Correct the data types:

In [None]:
dat["review_year"] = dat["review_year"].astype("int")
dat["review_date"] = pd.to_datetime(dat["review_date"])
dat["total_votes"] = dat["total_votes"].astype("int")

In [None]:
dat.dtypes

### Generate product ids and product titles

Create product titles, add variability by adding prefixes (adjectives) and suffixes:

In [None]:
# pool of product names, prefixes and suffixes from which we will generate the product titles
product_pool= ["earrings", "crown", "headband","hairclip", 'armlet', 'bracelet', "cuff links", "ring", "pin", "brooch",
              "buckle", "toe ring", "anklet", "amulet", "beads", "jewelry", "necklace", "pendant", "tie clip"]
product_prefix_pool = ["wire wrapped", "charm", "Italian", "friendship", "silver", "gold", "ametist", "coral", "silver-plated", "gold-plated",
                      "vintage", "unique", "cute", "adorable", "elegant", "designer", "championship", "class", "engagement", 
                       "promise", "wedding", "art", "estate", "forever love heart", "jade", "pearl", "gold pearl", "silver pearl",
                      "imitation pearl", "black pearl", "white gold", "yellow gold", "white and yellow gold", "paw print",
                      "chunky", "gold dipped"]
product_suffix_pool = ["with natural stones", "with cubic zirconia", "with diamonds", "with princess cut-stones", "size adjustable",
                      "with custom engraving", "for women", "for men", "for men and women", "for couples", "unisex", "excellent gift",
                      "engagement gift", "best gift for friends", "best for Mother's day", "excellent gift for mother-in-law", 
                       "set of 3", "for every day of the week", "with interchangeable stones"]

In [None]:
products = rgh.generate_products(rng, [product_prefix_pool, product_pool, product_suffix_pool], n) 

In [None]:
products.shape

In [None]:
products

In [None]:
dat["product_title"] = products[0, :]
dat["product_id"] = products[1, :]
dat.head()

### Generate review titles and text

In [None]:
gen = DocumentGenerator()

template = {'review_headline':'sentence', 
            'review_body': 'paragraph'}
gen.set_template(template)
documents = gen.documents(n)

In [None]:
len(documents)

In [None]:
documents[0:3]

In [None]:
reviews = pd.DataFrame(documents)

In [None]:
dat["review_headline"] = reviews["review_headline"]
dat["review_body"] = reviews["review_body"]

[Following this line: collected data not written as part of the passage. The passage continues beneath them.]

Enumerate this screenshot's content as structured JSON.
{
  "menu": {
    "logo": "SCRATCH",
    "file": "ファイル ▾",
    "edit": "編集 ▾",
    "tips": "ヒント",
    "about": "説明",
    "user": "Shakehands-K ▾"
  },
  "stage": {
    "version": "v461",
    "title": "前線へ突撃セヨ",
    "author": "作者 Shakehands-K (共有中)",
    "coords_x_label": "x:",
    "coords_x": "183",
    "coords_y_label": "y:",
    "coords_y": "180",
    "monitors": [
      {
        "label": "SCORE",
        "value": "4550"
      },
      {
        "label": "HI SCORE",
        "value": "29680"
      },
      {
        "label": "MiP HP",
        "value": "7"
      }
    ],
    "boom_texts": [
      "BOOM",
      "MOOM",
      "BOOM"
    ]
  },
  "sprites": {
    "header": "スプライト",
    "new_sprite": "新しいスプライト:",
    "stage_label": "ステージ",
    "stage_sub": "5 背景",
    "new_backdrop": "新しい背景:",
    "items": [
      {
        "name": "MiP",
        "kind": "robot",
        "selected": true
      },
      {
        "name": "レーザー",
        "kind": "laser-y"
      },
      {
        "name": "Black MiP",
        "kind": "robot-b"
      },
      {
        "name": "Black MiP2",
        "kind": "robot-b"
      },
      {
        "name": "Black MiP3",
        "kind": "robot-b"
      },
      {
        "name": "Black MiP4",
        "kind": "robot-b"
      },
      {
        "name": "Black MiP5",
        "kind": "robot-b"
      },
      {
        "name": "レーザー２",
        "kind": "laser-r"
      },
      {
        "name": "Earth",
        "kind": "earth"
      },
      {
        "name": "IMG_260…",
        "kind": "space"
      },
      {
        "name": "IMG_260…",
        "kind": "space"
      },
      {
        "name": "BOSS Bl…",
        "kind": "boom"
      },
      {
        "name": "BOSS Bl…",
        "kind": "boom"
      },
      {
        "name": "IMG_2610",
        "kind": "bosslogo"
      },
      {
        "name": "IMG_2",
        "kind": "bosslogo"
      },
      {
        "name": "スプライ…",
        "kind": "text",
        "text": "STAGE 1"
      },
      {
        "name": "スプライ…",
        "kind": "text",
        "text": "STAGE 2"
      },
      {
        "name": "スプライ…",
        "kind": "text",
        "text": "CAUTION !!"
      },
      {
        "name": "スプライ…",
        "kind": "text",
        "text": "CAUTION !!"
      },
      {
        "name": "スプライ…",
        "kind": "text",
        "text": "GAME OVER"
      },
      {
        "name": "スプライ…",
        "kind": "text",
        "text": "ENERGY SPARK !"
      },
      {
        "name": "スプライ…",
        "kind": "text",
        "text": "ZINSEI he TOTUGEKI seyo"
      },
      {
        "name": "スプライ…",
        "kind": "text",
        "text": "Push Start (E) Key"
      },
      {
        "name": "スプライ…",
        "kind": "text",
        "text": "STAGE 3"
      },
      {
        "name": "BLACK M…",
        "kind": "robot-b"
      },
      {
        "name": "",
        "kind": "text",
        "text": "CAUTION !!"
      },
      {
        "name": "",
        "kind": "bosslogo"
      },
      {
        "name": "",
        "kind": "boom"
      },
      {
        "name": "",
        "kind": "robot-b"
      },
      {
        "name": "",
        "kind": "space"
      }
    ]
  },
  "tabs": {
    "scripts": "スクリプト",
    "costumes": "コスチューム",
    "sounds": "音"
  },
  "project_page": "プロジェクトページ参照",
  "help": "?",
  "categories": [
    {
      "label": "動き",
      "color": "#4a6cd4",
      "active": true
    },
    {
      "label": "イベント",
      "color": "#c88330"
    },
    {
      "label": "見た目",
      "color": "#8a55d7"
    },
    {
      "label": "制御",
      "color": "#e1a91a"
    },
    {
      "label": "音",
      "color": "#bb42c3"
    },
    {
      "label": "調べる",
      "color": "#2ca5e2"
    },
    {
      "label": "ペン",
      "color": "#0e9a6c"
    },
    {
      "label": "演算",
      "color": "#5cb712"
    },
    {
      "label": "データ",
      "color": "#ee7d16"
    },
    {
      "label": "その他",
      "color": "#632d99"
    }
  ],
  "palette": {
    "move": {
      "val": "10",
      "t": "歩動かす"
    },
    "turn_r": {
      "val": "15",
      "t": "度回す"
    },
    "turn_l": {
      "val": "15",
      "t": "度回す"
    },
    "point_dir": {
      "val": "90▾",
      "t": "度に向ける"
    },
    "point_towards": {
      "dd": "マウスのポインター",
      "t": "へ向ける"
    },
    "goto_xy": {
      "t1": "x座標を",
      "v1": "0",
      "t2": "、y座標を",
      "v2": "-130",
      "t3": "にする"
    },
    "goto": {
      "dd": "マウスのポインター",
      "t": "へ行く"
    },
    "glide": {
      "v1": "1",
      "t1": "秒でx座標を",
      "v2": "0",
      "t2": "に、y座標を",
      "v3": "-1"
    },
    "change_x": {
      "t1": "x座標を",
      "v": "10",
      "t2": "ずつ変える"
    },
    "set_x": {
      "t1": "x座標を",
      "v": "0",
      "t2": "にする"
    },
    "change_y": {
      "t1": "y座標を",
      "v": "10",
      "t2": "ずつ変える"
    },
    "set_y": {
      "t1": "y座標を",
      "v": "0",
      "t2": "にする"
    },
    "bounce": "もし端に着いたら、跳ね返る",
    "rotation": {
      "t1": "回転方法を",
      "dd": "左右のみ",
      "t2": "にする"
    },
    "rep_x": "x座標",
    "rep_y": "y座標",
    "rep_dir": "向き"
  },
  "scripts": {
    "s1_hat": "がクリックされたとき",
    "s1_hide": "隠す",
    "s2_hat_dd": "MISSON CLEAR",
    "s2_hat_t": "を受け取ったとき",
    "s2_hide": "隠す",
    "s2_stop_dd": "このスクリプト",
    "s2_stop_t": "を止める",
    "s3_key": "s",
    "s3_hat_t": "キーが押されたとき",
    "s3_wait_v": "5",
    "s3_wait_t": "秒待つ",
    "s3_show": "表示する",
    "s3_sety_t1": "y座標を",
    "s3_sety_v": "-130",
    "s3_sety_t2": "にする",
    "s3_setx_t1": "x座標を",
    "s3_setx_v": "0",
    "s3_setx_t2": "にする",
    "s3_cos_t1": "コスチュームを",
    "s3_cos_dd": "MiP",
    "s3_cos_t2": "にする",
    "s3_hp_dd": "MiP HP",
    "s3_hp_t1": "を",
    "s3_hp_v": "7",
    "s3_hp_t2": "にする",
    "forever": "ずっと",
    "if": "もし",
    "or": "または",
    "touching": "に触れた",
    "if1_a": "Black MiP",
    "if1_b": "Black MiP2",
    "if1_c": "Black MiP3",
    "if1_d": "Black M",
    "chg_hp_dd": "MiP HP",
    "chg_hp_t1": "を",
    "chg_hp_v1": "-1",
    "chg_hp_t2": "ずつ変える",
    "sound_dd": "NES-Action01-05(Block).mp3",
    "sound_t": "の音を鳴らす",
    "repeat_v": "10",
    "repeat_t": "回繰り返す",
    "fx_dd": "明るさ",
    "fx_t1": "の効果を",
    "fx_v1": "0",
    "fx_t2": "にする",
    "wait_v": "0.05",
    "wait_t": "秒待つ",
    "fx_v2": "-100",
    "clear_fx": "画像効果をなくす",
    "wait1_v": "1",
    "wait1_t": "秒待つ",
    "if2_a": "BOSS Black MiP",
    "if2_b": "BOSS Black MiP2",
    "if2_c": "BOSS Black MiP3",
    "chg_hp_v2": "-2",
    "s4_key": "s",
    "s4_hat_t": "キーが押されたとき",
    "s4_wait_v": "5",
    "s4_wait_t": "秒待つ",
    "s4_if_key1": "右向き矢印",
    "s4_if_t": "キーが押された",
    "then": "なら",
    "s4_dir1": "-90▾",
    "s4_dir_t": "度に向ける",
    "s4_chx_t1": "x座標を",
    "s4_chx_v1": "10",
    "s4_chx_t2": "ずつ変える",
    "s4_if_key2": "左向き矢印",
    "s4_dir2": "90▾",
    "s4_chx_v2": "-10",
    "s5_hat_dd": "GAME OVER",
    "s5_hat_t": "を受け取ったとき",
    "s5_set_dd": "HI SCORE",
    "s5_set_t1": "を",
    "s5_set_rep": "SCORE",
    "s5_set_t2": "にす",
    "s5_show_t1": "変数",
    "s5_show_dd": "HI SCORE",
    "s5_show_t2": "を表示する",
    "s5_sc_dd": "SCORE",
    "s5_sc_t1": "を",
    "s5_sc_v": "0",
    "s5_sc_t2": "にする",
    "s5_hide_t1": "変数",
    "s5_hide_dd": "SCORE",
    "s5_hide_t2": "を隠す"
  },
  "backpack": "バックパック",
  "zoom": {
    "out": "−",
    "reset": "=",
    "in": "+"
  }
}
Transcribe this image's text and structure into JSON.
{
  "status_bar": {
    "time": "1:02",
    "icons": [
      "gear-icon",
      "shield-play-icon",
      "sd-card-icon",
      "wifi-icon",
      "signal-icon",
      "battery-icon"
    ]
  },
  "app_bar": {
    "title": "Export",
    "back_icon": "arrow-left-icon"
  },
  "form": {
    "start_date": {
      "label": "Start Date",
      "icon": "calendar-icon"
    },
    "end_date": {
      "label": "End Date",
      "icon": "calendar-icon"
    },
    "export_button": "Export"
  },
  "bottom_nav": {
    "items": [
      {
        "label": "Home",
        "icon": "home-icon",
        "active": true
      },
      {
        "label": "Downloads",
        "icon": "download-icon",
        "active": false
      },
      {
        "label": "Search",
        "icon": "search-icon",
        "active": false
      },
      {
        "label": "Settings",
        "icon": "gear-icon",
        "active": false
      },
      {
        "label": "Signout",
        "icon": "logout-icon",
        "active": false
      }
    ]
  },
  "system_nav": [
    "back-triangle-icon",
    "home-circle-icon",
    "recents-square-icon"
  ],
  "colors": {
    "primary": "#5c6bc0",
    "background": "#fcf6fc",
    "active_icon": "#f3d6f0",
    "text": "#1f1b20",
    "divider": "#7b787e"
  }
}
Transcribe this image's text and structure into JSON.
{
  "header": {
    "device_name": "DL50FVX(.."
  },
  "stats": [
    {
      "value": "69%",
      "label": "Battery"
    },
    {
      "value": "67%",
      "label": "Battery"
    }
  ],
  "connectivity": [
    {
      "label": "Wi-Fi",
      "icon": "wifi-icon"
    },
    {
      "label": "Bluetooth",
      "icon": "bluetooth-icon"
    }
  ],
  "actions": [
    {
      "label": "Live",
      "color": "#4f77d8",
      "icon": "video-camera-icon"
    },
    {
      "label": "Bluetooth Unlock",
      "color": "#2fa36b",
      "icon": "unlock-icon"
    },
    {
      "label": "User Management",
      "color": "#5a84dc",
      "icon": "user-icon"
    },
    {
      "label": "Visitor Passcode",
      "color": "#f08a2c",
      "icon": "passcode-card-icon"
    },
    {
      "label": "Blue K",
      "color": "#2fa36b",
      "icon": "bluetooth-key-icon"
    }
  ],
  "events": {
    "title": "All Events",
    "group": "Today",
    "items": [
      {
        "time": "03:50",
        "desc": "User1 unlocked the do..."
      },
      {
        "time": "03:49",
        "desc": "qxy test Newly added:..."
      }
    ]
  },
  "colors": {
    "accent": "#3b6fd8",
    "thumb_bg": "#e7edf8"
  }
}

### Generate marketplace codes

Majority of the reviews have code "US" and ~1000 have code "MX".

In [None]:
marketplace = np.repeat(["US"], n)
marketplace.shape

In [None]:
random_subs = rng.choice(np.arange(n), 1000)
marketplace[random_subs] = "MX"

In [None]:
np.unique(marketplace, return_counts = True)

In [None]:
dat["marketplace"] = marketplace

### Generate review ids

In [None]:
dat["review_id"] = rgh.generate_random_review_id(n)

### Generate star ratings

Use exponential distribution:

In [None]:
star_rating = np.array([1, 2, 3, 4, 5])

dat["star_rating"] = rgh.subset_array_exponential(rng, star_rating, n, scale = 0.9, sort = False)

### Generate helpful votes

Use exponential distribution:

In [None]:
votes = np.arange(0, 55, 5)

dat["helpful_votes"] = rgh.subset_array_exponential(rng, votes, n, scale = 0.9, sort = False)
dat["helpful_votes"] = dat["helpful_votes"].astype("int")
dat["star_rating"] = dat["star_rating"].astype("int")

In [None]:
dat["product_category"] = "Jewelry"

## Write the data to S3 in parquet format

In [None]:
s3_bucket_name = <s3://BUCKET-NAME>

In [None]:
wr.s3.to_parquet(
    df = dat[["product_category", "marketplace", "customer_id", "review_id", "product_id", "product_title", "star_rating",
            "helpful_votes", "total_votes", "insight", "review_headline", "review_body", "review_date", "review_year"]],
    path = s3_bucket_name,
    dataset = True,
    max_rows_by_file = 3000000,
    partition_cols = ['product_category']
)